Given the choice between the two I'd rather play 8bit. The ST version appears sterile and amateurish. The 8bit even has weather! Look at the clouds! Or are those mountains? Let your imagination engage! A blue gradient sky, rooftop details. Buildings with texture. A green prairie field..

 

ST is capable of all that and more. So why not do it?

I think they are mountains.   The ST's mountains are all pyramid-shaped, adding to the amateurishness of it.

 

The 8-bit version required a lot of skill to create,  extensive DLI use that scrolls with the screen,  you hear the sounds of the city before the UFO descends into the scene,  then when the UFO takes off and you follow it way up into the atmosphere into space where it makes a turn and jumps into hyperspace.

 

The ST version uses no vertical scrolling at all, the UFO pops into existence and leaves the screen (you don't follow it),  then it just jumps to the starfield/intro.   It is very low effort compared to the 8-bit.  ST was perfectly capable of doing it just as well if not better.   It was probably ported on the cheap.

 

26 minutes ago, Keatah said:

Yes it did. FS2 was good on Amiga/ST.

 

I argue that FS2 shouldn't have been made on any 8-bit. Just not enough CPU power available. Oh at the time we thought it groundbreaking and sophisticated. But we never played with it much. There was no sense of progression from one airport to the next. We spent much more time with FS1.

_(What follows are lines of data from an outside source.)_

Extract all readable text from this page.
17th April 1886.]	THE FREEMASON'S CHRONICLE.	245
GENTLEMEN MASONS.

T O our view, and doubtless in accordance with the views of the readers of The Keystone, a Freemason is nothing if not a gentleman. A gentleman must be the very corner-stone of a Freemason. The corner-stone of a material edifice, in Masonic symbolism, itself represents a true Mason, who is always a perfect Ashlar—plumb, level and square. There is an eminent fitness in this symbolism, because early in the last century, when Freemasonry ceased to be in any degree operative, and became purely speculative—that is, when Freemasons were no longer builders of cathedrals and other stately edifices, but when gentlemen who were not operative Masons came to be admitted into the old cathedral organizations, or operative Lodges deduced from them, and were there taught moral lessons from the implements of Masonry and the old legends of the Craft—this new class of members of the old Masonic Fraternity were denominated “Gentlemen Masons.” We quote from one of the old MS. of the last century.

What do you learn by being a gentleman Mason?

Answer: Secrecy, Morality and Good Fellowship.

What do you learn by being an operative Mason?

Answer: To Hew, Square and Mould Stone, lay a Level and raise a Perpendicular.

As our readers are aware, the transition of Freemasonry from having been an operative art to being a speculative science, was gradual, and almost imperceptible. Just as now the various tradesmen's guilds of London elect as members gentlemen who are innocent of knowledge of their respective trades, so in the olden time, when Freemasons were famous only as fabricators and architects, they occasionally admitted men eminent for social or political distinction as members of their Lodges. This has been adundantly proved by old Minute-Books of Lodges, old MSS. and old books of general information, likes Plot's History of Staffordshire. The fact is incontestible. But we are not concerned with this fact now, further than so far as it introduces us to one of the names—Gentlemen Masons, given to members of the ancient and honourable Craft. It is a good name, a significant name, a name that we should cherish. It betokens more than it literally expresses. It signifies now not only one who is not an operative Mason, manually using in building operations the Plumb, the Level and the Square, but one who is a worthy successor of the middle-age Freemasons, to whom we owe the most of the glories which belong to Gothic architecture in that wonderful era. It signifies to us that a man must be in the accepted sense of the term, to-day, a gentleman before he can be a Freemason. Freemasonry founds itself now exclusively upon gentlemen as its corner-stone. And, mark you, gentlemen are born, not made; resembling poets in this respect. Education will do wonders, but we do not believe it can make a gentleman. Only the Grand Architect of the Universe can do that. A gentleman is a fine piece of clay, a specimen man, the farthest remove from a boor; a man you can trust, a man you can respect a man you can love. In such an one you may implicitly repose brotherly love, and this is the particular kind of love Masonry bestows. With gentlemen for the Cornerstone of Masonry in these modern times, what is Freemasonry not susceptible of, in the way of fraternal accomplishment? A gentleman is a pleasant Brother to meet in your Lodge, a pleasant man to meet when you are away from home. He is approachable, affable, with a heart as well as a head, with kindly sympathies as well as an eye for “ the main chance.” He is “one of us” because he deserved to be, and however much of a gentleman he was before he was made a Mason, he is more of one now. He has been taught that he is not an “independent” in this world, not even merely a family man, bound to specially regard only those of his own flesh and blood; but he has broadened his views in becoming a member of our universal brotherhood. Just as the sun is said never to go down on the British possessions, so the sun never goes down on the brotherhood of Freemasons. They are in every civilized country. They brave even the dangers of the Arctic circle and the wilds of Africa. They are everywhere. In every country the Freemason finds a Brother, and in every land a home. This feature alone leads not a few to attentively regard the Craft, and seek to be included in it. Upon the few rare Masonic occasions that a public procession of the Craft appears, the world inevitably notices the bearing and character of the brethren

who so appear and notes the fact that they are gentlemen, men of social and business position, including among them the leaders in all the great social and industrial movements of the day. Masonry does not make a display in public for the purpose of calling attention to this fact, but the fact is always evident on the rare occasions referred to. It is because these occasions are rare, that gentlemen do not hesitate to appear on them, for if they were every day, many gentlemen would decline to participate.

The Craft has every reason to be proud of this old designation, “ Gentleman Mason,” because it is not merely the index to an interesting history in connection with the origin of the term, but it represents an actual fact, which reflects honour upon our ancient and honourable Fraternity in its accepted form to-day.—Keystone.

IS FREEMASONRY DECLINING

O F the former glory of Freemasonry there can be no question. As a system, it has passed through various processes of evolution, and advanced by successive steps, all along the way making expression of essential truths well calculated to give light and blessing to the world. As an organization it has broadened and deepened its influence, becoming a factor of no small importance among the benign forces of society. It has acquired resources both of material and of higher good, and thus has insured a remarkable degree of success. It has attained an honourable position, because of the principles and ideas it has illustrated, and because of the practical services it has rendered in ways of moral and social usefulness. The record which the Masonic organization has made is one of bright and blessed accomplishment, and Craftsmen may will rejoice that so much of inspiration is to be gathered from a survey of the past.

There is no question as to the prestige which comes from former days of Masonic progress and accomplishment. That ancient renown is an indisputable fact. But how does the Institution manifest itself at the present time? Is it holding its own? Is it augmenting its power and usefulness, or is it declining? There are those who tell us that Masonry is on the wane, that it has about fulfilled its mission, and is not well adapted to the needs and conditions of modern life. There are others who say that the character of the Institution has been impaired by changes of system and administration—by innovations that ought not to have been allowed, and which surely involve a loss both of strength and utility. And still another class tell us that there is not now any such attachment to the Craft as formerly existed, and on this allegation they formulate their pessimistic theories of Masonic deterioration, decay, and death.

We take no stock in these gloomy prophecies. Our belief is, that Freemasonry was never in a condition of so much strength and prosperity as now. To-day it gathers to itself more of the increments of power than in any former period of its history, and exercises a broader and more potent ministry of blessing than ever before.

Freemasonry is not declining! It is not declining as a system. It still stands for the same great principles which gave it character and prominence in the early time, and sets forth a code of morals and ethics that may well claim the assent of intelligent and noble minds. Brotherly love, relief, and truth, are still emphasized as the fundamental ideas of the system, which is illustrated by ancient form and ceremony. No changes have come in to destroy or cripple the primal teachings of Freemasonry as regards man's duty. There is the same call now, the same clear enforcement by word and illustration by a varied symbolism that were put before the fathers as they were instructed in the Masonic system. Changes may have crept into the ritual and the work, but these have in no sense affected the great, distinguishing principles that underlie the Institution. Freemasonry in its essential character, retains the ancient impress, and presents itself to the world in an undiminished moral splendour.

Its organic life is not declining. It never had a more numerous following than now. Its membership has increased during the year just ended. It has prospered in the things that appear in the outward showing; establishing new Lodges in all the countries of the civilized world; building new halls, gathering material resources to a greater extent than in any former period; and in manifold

8-bit FS2 was one of the worst letdowns for me.   It had a good writeup in the magazines, but when I played it, it was like what?  1-2fps?   hardly any scenery --  two buildings in all of Chicago?

 

The ST version was a nice surprise.   Much better framerate for sure (though not great).  I liked the picture-in-picture feature.   But the main reason I liked it was it was a big improvement over the 8-bit.    Overall it was still kinda lacking in scenery.